# Constant crackles/pops with Audigy 2!!!!!



## starwarsfr3ak (Apr 9, 2006)

I stumbled across this site in desperation, and I hope someone can help me, I'm at my wit's end with this stupid Audigy 2. 

In a nutshell, I get constant crackling and popping with this card. I've had it probably about 3-4 years now, and it's been an on and off problem, but now it's constant. 

The only way I disable the crackling is to uninstall the card, reboot, and reinstall it but without using the drivers on the Audigy cd. If I use official Audigy drivers from the cd, I get some minor crackles. If I use the most updated drivers from Creative's site, I get really horrible crackling. So I have to resort to using software sound, and it's getting irritating because I play a lot of games, and it's ruining my gameplay. 

I'm running a P4 2.4ghz, 1gb ram, 256 ATI X700 pro AGP vid card, and of course, the Audigy 2 (platinum). I have tried just about EVERYTHING. All sorts of drivers. Different PCI slots. New speakers. Heck I even unplugged the front volume panel you get for the front of your pc. I also looked up some sort of PCI latency patch but that only works on VIA boards, mine is SiS. 

I don't know if my card is dying or what. But I can't really shell out much now for a nice new card. I'm at the end of my rope though and can't hold out much longer with this evil sound card. Should I just pitch it? I can probably afford a cheapie card. If this thing isn't fixable, I had my eyes set on this Audigy 2 Value ($30) that still has EAX and whatnot. Should I go with that? Or can this junker of a card be fixed? 

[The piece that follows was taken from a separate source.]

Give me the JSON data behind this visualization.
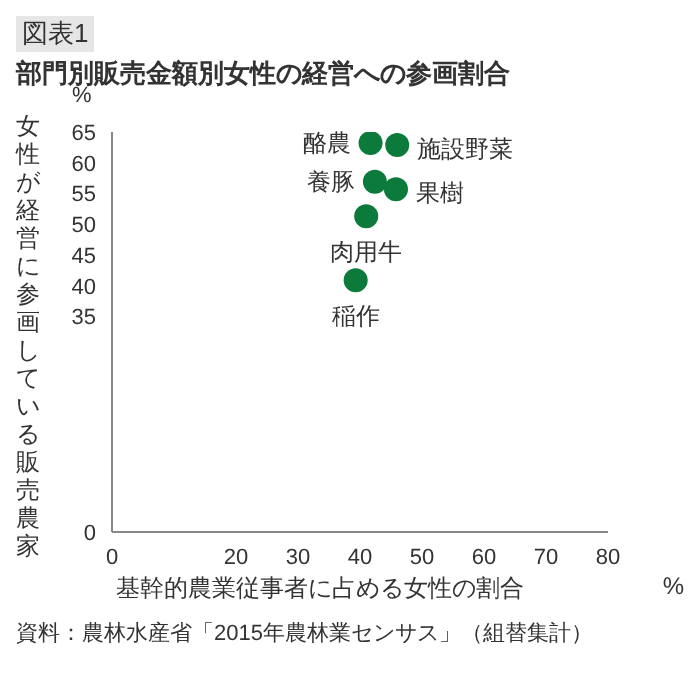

I appreciate any feedback on this, because again, I am seriously at the end of my rope! :4-hanged:

PS - After I posted this, I noticed in my sound controls that the crackling is constant until I mute the Auxillary, CD Audio, and Line-In sliders (all 3 or else I still get full crackles). Then it just crackles at any given sound (games, music, whatever), but not when the comp is idle or quiet. I'm not sure what that means, but figured I'd give what info I could.


----------



## starwarsfr3ak (Apr 9, 2006)

Well, since noone decided to help me, I just couldn't wait any longer. I went out and bought a new Audigy 4 card, and it works great. Gotta make some financial sacrifices now, but it was worth paying for to rid of that infernal crackling :upset:


----------



## califjim (Apr 13, 2006)

*Same Problem*

I am having the exact same problem with my sound card, Audigy 2. The pops and crackles got worse after I downloaded the new driver from the Audigy website. 
I am not too excited about going out and buying a new sound card. 
Has anyone else experienced this and fixed it??


----------



## michaelpdunn (Apr 17, 2006)

PLEASE. Someone help us, this is the most annoying thing ever. I'd rather have no sound at all. I have the exact same problem.


----------



## JoeyImage (Dec 2, 2004)

Same problem here with the original Audigy, and after I installed the new drivers. for those of us that can't afford a new card, PLEASE HELP.


----------



## ExitSpreeProsec (Apr 22, 2006)

Try to dedate your drivers, try installing the drivers that were with your soundcard. If that doesn't work, try installing it in someone elses pc. Try to load your BIOS-fail-safe defaults. Maybe you can also try a new windows installation. If it still doesn't work then, I'd buy a new soundcard, you can get new ones from around €10 to €15 with a good sound quality.


----------



## willmon18 (Apr 22, 2006)

Maybe it is the speakers and they are too old. Or even that the sound is up to high try that.


----------



## alucard971 (May 28, 2008)

Audigy 2 ZS and VIA have problems. Go to VIA Arena website and download latest chipset drivers then reinstall sound card


----------



## adam245 (May 7, 2008)

that's what my thread was about as well actually... same problem, same sound card


----------



## jhillman (Oct 1, 2008)

After upgrading to XP SP3 I purchased Driver Detective to update all of my hardware drivers. When upgrading the drivers for my Audigy sound card it produced the most horrible crackling and jittery sounds.
I tried to uninstall the new drivers then reinstall the old ones but still had similar noises.
I removed the Audigy sound card and attempted to use my on bard Realtek sound. Although the quality of the sound is slightly better the jittery periods of silence are still there. I think that a driver file from Creative Labs is to blame. It is worse when the processor is under load or when the music becomes more complex. Are there any similar problems experienced by anyone out there? Have you managed to solve the problems?


----------